オオカミ御曹司、渇愛至上主義につき
「私のこと、避けてたんじゃないんですか?」
単刀直入に聞くと、松浦さんはわずかに驚いたように私を見た後、苦笑いをこぼす。
〝バレてたか〟って聞こえてきそうな顔に、さっき縮こまった胸がズキンと痛む。
その痛みに、私は否定して欲しかったんだと遅れて気づく。
〝避けてなんかないよ〟って、〝仕事が忙しかっただけ〟って言って欲しかったんだって。

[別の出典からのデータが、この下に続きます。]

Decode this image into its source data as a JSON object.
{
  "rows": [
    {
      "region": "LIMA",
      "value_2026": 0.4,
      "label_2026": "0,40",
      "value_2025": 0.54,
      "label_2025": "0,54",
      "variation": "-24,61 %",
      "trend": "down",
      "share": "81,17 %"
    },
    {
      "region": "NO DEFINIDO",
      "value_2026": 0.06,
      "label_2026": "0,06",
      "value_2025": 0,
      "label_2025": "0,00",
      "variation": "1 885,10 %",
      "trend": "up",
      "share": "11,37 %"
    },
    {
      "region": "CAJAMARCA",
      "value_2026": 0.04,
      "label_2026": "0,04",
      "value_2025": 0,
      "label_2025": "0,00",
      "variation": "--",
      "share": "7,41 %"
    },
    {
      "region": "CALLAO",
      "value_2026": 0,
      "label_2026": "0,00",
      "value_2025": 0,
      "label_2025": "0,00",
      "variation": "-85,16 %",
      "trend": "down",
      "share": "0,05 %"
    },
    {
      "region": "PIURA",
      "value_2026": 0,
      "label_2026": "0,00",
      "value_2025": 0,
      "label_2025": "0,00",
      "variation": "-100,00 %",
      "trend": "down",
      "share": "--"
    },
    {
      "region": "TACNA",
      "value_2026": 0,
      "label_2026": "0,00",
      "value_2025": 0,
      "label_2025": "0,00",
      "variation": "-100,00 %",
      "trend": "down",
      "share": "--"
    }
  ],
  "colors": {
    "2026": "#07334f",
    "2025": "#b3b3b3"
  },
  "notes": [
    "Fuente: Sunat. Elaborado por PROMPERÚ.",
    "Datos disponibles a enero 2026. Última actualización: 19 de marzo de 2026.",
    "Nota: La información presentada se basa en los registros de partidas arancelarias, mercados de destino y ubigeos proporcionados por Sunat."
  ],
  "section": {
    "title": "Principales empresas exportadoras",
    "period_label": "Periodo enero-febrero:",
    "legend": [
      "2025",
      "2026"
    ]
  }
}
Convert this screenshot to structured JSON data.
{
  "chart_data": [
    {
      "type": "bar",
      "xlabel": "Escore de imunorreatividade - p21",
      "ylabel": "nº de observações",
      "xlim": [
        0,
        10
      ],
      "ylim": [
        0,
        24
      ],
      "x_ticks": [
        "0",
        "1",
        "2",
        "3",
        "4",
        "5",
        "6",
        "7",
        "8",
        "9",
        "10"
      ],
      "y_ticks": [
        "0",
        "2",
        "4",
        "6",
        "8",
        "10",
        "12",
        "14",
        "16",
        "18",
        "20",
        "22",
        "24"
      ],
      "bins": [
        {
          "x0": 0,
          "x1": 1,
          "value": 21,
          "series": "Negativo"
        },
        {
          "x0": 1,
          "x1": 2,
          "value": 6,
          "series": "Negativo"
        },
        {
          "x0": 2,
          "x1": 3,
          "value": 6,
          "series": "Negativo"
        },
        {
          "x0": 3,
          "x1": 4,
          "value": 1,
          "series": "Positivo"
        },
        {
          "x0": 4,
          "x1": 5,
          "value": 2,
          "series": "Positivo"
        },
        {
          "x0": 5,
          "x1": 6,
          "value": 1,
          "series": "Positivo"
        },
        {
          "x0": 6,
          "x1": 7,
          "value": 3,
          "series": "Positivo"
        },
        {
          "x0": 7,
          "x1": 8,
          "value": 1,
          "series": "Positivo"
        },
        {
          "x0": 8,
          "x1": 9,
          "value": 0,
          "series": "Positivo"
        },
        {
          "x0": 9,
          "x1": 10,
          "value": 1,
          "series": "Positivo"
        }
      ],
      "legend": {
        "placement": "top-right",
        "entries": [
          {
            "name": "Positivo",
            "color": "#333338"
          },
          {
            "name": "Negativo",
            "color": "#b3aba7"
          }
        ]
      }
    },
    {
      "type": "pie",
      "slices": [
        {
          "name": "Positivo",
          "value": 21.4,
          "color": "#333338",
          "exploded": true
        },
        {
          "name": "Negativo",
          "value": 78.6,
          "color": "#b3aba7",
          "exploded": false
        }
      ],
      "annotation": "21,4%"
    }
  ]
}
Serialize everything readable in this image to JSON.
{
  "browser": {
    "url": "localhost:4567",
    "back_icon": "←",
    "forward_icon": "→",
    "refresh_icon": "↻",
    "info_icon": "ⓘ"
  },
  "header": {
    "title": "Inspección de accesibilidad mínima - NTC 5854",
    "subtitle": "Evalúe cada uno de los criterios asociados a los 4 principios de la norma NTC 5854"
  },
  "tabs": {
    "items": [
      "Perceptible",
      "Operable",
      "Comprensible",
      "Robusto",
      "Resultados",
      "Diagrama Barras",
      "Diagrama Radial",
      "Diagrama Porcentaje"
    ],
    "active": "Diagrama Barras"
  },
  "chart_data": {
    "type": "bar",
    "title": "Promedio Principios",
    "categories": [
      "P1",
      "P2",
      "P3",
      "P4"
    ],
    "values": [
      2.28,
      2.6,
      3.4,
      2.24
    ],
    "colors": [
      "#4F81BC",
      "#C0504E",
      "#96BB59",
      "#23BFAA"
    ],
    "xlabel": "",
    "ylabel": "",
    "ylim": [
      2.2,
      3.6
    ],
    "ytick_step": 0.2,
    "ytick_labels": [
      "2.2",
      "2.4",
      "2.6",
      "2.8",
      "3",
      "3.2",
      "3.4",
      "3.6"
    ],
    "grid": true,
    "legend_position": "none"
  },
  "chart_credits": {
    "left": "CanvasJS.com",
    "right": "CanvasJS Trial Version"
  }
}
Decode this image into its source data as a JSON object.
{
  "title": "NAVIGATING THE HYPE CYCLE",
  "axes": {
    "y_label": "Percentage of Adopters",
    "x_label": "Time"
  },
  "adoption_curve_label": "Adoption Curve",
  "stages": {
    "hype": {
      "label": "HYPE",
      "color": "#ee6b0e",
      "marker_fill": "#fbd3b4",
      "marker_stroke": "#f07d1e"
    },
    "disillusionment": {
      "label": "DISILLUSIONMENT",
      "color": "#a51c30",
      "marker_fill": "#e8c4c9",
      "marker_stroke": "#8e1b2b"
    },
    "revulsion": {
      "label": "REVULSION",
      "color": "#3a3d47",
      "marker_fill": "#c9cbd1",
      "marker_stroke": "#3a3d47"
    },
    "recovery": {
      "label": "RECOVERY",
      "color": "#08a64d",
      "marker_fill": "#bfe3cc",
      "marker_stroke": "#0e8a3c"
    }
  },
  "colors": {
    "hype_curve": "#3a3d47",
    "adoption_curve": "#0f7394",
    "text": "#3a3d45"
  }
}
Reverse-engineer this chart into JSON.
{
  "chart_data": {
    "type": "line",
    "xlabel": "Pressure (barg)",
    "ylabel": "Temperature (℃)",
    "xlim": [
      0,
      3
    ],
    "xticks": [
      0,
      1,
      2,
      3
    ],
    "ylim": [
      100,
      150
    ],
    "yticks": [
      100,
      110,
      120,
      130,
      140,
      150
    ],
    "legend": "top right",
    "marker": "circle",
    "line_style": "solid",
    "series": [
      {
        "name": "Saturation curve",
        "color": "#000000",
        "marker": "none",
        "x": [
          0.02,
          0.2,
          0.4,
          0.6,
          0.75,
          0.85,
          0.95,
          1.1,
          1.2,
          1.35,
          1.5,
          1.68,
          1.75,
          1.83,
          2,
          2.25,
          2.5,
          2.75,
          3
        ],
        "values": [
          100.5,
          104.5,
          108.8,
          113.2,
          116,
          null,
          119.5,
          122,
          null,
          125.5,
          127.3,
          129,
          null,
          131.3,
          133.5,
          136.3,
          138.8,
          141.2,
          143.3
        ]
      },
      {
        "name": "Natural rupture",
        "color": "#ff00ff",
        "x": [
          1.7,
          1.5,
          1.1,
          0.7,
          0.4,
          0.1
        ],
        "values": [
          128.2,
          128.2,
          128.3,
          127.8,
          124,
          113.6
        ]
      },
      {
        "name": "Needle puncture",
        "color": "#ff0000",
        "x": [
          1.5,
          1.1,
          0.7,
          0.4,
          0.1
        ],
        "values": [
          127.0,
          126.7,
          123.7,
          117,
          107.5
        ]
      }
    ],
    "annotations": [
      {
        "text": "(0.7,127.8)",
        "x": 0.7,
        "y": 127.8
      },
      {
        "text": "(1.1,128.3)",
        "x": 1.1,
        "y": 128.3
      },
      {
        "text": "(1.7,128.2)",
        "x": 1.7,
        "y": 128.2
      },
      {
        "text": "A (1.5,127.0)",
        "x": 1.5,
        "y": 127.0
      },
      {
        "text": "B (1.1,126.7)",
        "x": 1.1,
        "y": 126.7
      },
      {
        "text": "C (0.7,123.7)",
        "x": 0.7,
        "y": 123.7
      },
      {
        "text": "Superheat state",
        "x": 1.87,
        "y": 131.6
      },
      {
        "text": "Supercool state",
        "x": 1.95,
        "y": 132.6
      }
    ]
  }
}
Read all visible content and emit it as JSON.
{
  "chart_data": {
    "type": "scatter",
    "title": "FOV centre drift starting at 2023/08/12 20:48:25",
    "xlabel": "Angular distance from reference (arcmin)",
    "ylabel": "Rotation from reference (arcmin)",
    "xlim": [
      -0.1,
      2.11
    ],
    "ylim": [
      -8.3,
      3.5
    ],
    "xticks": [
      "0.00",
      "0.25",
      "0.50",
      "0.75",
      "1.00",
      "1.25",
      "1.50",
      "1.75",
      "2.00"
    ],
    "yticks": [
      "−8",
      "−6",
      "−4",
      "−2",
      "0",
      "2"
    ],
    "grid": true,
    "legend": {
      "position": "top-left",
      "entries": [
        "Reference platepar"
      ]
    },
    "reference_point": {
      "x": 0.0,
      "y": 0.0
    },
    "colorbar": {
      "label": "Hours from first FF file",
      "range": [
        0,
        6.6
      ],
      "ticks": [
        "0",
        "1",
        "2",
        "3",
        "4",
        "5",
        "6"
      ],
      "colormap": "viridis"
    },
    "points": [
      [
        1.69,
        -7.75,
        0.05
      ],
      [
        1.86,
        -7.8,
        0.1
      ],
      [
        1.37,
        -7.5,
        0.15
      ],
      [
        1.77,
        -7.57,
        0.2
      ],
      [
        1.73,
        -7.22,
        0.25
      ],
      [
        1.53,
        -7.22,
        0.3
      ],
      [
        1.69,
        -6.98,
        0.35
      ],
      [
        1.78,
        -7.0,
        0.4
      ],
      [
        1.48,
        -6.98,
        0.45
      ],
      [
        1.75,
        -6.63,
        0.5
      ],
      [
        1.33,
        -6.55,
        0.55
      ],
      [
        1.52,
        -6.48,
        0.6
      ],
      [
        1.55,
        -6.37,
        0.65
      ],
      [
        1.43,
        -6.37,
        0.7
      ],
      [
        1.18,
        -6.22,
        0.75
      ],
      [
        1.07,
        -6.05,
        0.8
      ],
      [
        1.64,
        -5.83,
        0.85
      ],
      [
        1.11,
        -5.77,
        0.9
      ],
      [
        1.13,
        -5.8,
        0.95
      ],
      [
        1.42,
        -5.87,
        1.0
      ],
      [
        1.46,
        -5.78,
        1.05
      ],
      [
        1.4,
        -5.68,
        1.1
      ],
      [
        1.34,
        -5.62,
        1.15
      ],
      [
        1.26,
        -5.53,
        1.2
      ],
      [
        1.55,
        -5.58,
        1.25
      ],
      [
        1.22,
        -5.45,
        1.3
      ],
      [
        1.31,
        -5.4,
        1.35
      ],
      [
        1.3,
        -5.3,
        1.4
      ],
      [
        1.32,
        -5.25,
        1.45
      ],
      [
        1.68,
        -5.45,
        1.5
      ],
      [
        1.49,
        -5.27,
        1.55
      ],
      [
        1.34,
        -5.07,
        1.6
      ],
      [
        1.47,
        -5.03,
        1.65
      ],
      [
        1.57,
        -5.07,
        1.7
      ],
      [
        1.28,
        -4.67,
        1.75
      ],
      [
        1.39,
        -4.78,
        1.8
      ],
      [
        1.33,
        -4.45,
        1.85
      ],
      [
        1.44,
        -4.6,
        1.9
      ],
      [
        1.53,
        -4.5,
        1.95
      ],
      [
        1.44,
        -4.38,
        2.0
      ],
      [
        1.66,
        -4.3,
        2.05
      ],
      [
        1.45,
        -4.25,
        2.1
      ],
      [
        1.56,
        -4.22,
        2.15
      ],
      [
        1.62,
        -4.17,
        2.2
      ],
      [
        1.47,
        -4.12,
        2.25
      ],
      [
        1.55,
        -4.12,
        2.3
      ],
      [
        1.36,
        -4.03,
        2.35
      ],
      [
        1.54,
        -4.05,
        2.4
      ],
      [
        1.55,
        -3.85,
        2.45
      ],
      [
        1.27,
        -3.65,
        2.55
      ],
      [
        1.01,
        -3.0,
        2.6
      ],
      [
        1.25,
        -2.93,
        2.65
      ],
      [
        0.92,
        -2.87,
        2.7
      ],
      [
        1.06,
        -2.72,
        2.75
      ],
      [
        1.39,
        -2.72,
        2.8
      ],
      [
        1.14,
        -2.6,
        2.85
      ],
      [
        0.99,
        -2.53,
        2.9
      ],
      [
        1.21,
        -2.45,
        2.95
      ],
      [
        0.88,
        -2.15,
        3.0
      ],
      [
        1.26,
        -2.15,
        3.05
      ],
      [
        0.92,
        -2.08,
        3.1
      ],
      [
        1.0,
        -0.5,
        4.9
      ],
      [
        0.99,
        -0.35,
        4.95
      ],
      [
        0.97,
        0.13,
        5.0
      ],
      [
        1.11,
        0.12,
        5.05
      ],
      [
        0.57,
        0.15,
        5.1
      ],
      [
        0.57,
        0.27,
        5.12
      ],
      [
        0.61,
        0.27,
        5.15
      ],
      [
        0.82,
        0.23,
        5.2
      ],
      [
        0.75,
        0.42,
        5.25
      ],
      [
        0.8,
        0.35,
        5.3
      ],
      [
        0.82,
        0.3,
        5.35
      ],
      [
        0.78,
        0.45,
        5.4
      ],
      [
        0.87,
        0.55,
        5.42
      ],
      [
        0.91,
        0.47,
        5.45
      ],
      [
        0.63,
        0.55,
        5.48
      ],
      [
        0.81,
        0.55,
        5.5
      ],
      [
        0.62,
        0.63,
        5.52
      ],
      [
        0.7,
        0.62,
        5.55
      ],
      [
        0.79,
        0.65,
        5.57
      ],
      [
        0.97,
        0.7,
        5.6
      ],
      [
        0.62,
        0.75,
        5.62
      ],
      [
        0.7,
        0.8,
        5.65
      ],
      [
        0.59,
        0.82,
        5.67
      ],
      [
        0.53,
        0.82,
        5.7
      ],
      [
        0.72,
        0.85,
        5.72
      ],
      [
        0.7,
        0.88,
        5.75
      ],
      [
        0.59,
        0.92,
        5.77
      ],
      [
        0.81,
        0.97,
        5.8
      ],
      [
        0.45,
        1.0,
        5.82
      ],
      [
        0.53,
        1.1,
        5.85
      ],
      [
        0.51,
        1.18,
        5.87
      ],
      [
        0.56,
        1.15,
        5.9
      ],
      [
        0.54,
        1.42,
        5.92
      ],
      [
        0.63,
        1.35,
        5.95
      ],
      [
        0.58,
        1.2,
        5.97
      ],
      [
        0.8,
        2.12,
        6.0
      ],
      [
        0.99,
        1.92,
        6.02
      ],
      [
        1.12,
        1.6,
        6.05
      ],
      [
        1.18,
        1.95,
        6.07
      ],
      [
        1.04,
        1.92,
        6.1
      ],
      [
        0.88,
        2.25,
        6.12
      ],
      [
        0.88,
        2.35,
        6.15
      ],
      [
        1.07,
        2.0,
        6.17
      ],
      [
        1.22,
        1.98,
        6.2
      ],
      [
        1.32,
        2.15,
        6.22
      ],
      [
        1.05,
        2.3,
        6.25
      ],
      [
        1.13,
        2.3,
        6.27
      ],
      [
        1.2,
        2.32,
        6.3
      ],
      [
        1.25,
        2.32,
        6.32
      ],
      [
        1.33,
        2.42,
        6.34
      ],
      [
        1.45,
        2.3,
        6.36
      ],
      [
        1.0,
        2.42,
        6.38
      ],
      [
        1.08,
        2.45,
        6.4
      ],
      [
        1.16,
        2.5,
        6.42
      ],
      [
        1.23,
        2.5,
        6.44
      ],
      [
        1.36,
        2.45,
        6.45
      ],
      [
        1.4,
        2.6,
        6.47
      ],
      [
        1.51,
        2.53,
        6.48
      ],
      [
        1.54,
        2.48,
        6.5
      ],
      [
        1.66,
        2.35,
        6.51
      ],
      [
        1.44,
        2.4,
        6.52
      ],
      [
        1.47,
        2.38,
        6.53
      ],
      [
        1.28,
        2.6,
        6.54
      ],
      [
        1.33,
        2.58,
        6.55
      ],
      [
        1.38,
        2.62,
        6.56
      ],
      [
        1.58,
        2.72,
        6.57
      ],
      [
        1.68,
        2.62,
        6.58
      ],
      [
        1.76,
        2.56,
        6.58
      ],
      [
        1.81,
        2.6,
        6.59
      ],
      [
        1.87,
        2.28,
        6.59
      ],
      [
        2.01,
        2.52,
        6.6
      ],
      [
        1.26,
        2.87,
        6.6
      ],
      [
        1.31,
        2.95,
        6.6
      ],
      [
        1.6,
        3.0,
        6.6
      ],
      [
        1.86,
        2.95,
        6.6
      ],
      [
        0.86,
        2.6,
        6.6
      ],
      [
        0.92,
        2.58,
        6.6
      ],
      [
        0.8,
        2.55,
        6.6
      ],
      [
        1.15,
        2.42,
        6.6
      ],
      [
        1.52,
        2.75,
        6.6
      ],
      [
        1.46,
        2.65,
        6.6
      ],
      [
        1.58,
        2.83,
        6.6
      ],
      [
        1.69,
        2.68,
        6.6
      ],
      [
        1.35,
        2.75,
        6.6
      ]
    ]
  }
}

前の道を、ひっきりなしにサラリーマンやOLが歩いていく。
ショックで目を逸らすことも忘れている私に、松浦さんは自嘲するような笑みを向けた。
「避けてたっていうか……まぁ、結果的にいうと避けてたってことになるかもしれないけど。少し、自分の気持ちを確認する時間が必要だったから、それで」
首の後ろあたりを触りながら説明されたけれど、よくわからなかった。
松浦さんが私を避けていたのは事実だというところだけ拾って……やっぱり避けられていたのか、と静かに傷ついたあと、ゆっくりと口を開いた。
目の奥が熱い。
「なんで……」
「ん?」
「だって、私のことターゲットにするって言ったのに、だからまずは私と友達になるって言ったくせに、なんで……っ」
涙の浮かぶ目で勢いよく言ってから、我に返った。
ポカンとしている松浦さんにハッとして、すぐに目を逸らす。
私は今、なにを言おうとしてた……?
〝友達になるって言ったくせに、なんで飽きたからって避けるんですか〟なんて、そんな理不尽なことで松浦さんを責めようとしてたの?
つい感情的になってしまったことが恥ずかしくて、「すみません」と早口に謝り店内に戻る。
元の場所に戻るのが嫌で、工藤さんの隣に席を移してもらってひと息ついた頃、松浦さんが店内に戻ってきた。
背中側にある通路を歩く松浦さんが、私のうしろを通り過ぎ、ふたつ奥のテーブルにつく。
飲み会の最中、何度かそちらから視線を感じた気がしたけれど、一度も目を合わせられなかった。